Marseille, 11 février. Une seule tête, juchée sur un corps élancé, dépasse d'une foule compacte de manifestants contre la réforme des retraites. Ce n'est pas celle de Jean-Luc Mélenchon, que des militants Insoumis recherchent en vain, mais celle du nouveau «leader» de La France insoumise (LFI), Manuel Bompard. Du «leader» par intérim plus précisément, puisque le mouvement pensé et lancé par Mélenchon n'en autorise qu'un : lui-même.
 
Que le coordinateur de LFI prenne la lumière n'incommode pas Mélenchon ; il sait pouvoir compter sur l'infaillible loyauté de celui qu'il surnomme affectueusement «Manu». Il peut répondre aux questions des journalistes, saluer «la journée sociale la plus dense depuis cinquante ans» sans se soucier de ce qui se passe derrière lui. Manuel Bompard, placé juste derrière l'ex-candidat à l'élection présidentielle, ne peut quant à lui réprimer un large sourire. Il est, ici, loin de Paris et des profondes secousses provoquées par sa «désignation à l'unanimité» – par «vote indirect», aime-t-il aussi à dire, sans que l'on saisisse cette curieuse subtilité –, à la tête de LFI, en décembre.
 
Il ne risque pas d'entendre ici les surnoms de « liquidateur » ou de «bomparatchik» qui lui collent désormais à la peau. Il se sent, en un mot, chez lui. Il est en fait chez Jean-Luc Mélenchon. Son élection, en juin 2022, dans cette circonscription centrale de la cité phocéenne – la 4e –, ne doit rien au hasard. Bompard la doit, en partie, au soutien bienveillant de son prédécesseur, qu'il connaît sans doute mieux que quiconque au sein de la nébuleuse «Insoumise».
 
Sans «Jean-Luc», le jeune Manuel Bompard ne se serait pas engagé en politique. Il s'y intéressait peu. Lui préférait les mathématiques et la physique, matières dans lesquelles il excellait. Il s'est toujours davantage passionné pour l'optimisation aérodynamique des ailes d'avion – son sujet de thèse de doctorat en mathématiques appliquées à l'aéronautique –, que pour les querelles partisanes et les interminables palabres des conseils nationaux de grands partis. Mais il change d'avis lorsqu'il rencontre Mélenchon en mars 2008.
 
Le futur triple candidat à l'élection présidentielle prépare alors sa sortie du PS et réunit son club – « Pour la République sociale » – dans une librairie du 20e arrondissement de Paris.
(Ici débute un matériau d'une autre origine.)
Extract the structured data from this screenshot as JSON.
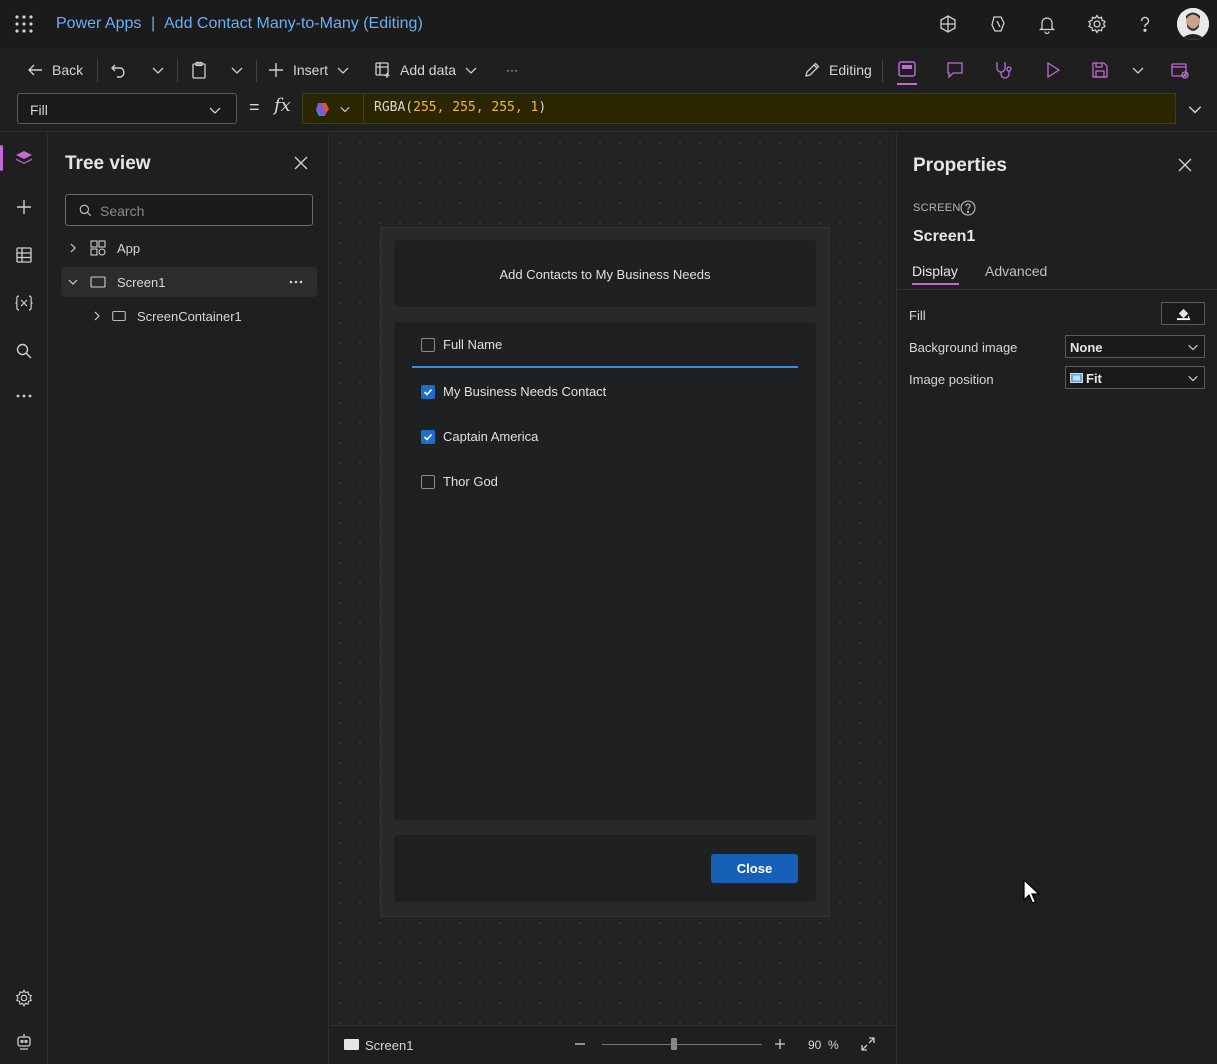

Bompard, qui avait lu En quête de gauche, bilan critique de la campagne de 2007 de Ségolène Royal, est séduit par la gouaille du tribun. Le courant passe bien entre ces caractères pourtant si opposés : l'un est hâbleur, irascible et parfois agressif ; l'autre est réservé, impassible et plutôt détendu.
 
«Liquidateur»
À la création du Parti de gauche (PG), en février 2009, il se laisse «happer par le tourbillon» (sic) et monte progressivement en grade. À l'initiative d'un des plus proches compagnons politiques de Mélenchon, François Delapierre, il est nommé secrétaire national à l'organisation du parti. Et gagne déjà, à cette époque, son surnom de «liquidateur». «Quand il gérait les départements, il y avait des guerres d'ego, des lenteurs et des incompréhensions. Il fallait parfois trancher dans le vif et il le faisait, sans témoigner d'un don manifeste pour la sortie de crise par le dialogue, raconte l'ex-secrétaire général du PG, François Cocq. Il n'hésitait pas à couper des têtes
 
«C'est un matheux qui s'est perdu en politique, ironise un autre ancien cadre du PG, qui requiert l'anonymat. Il sait parfaitement résoudre les problèmes mais a un esprit trop logique, trop rationnel, pour la politique. L'affect ne le conditionne pas.» Ses excellentes qualités d'organisation, que ses contempteurs reconnaissent volontiers, sont néanmoins repérées par Mélenchon, qui fera de Manuel Bompard la pièce maîtresse de ses campagnes.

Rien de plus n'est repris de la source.